Late last week, GOP presidential candidate Donald Trump ventured into new territory by making a specific appeal to African Americans. At his speech Friday in Dimondale Michigan, Trump asked blacks, “You’re living in poverty, your schools are no good, you have no jobs, 58% of your youth is unemployed — what the hell do you have to lose?” If Trump’s purpose was to truly engage with the black community and earn its votes, that effort largely fell flat.
The New York Times came to Atlanta to get reaction to Trump’s outreach efforts, and its story today reports a largely negative reception.
“I hear him not talking to black people, but talking to white people about black people so they will think he cares about black people,” said Alexis Scott, a former publisher of The Atlanta Daily World, a black-owned newspaper. “The real thing that he’s trying to do is to try to protect some of the white vote by suggesting to them that he cares.”
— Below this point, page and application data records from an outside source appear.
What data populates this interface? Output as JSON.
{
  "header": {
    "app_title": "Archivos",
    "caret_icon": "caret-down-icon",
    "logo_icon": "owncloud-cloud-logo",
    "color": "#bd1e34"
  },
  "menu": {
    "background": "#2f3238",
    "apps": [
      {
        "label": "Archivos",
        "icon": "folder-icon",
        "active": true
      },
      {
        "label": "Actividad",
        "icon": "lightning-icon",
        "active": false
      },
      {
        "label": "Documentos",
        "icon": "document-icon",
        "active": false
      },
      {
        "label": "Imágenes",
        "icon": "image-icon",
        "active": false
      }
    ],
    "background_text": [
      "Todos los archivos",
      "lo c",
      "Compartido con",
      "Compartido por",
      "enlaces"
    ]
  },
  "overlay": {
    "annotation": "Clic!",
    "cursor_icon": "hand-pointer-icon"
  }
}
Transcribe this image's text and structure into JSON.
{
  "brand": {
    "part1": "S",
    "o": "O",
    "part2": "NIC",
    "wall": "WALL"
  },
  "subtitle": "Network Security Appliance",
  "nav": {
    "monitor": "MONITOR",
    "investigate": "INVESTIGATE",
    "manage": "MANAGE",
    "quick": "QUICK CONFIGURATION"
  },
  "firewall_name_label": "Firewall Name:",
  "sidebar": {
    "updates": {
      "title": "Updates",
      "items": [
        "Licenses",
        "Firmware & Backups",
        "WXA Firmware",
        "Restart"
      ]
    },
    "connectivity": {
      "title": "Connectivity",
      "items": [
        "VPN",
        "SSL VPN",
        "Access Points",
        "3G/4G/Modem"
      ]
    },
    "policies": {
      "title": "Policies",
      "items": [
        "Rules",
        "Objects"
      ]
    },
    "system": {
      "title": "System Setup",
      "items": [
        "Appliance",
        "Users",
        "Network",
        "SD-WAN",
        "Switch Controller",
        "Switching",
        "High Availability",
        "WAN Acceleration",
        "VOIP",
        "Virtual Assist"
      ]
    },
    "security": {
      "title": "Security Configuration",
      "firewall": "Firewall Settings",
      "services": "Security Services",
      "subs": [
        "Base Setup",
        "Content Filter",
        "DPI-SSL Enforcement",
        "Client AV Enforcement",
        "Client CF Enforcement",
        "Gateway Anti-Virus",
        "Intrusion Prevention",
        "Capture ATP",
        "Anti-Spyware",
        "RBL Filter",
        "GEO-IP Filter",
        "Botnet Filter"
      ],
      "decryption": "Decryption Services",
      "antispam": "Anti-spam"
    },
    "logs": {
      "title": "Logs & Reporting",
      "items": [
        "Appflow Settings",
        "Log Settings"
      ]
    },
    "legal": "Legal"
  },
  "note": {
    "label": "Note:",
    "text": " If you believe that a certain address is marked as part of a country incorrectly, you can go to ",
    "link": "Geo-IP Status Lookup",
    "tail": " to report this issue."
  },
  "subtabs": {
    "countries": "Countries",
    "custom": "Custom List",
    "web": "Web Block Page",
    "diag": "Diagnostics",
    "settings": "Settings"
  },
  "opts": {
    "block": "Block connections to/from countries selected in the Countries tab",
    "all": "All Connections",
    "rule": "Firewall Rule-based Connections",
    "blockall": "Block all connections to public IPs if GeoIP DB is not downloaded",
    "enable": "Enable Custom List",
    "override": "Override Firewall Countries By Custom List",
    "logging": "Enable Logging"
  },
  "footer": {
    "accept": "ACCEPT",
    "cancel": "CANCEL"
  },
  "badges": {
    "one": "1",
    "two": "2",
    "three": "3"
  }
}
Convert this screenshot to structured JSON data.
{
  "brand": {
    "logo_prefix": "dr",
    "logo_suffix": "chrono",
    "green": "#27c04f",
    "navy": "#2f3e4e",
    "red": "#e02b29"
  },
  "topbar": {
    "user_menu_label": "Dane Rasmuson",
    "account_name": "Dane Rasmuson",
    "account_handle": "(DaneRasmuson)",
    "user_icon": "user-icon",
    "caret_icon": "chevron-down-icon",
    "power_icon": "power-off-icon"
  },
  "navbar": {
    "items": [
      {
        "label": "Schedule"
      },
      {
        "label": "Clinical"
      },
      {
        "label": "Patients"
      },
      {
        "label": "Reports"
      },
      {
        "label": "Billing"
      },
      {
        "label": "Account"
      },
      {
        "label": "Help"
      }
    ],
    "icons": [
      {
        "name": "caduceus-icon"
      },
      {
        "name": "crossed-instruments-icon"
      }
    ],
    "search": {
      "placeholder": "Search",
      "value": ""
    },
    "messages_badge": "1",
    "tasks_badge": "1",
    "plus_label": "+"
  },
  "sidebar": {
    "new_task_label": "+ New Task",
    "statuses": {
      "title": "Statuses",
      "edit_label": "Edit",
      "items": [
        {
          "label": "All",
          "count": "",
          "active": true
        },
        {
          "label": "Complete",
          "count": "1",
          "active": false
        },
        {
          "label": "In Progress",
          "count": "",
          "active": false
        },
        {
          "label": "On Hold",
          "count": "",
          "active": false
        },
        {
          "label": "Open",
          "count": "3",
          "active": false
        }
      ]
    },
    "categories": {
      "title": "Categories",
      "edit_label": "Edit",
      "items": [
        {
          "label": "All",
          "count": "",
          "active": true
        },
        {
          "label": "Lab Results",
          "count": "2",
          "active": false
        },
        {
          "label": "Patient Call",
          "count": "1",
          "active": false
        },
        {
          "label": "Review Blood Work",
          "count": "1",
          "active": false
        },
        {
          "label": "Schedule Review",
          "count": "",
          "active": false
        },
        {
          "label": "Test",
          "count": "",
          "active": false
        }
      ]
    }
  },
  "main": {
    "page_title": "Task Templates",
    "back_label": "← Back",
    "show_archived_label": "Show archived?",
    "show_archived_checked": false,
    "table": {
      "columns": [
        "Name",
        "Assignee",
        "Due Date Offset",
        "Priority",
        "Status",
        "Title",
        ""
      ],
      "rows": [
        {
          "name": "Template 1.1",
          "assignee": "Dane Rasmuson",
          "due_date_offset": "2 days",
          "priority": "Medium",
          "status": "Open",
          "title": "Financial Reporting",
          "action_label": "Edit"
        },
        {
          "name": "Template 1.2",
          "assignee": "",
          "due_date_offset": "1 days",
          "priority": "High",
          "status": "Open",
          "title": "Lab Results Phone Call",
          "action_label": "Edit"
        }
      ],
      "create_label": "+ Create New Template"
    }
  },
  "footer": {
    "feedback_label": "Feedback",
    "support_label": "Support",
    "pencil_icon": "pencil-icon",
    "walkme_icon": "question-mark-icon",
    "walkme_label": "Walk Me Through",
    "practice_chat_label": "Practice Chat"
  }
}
Matthew Platt, a political scientist at Morehouse College, said that Trump’s approach was different from what Republican politicians typically do to earn minority votes.
[Platt] noted that Mr. Trump’s basic presentation to black voters was perhaps not altogether different from the one he has made to white voters.
“It seems to me that Trump’s argument is this: ‘Your life sucks. Try something new. I’m something new,’” he said. “That’s the argument he’s making to black voters and, more broadly, that’s the entire Trump campaign.”
Many political observers have said that if Trump really wants to earn the support of blacks and other minorities, he should spend time in their communities, speaking with them about their concerns. His unwillingness to do that, combined with polling that shows him losing support of suburban whites, has led to suggestions that Trump’s intent is to reassure whites that he cares about blacks.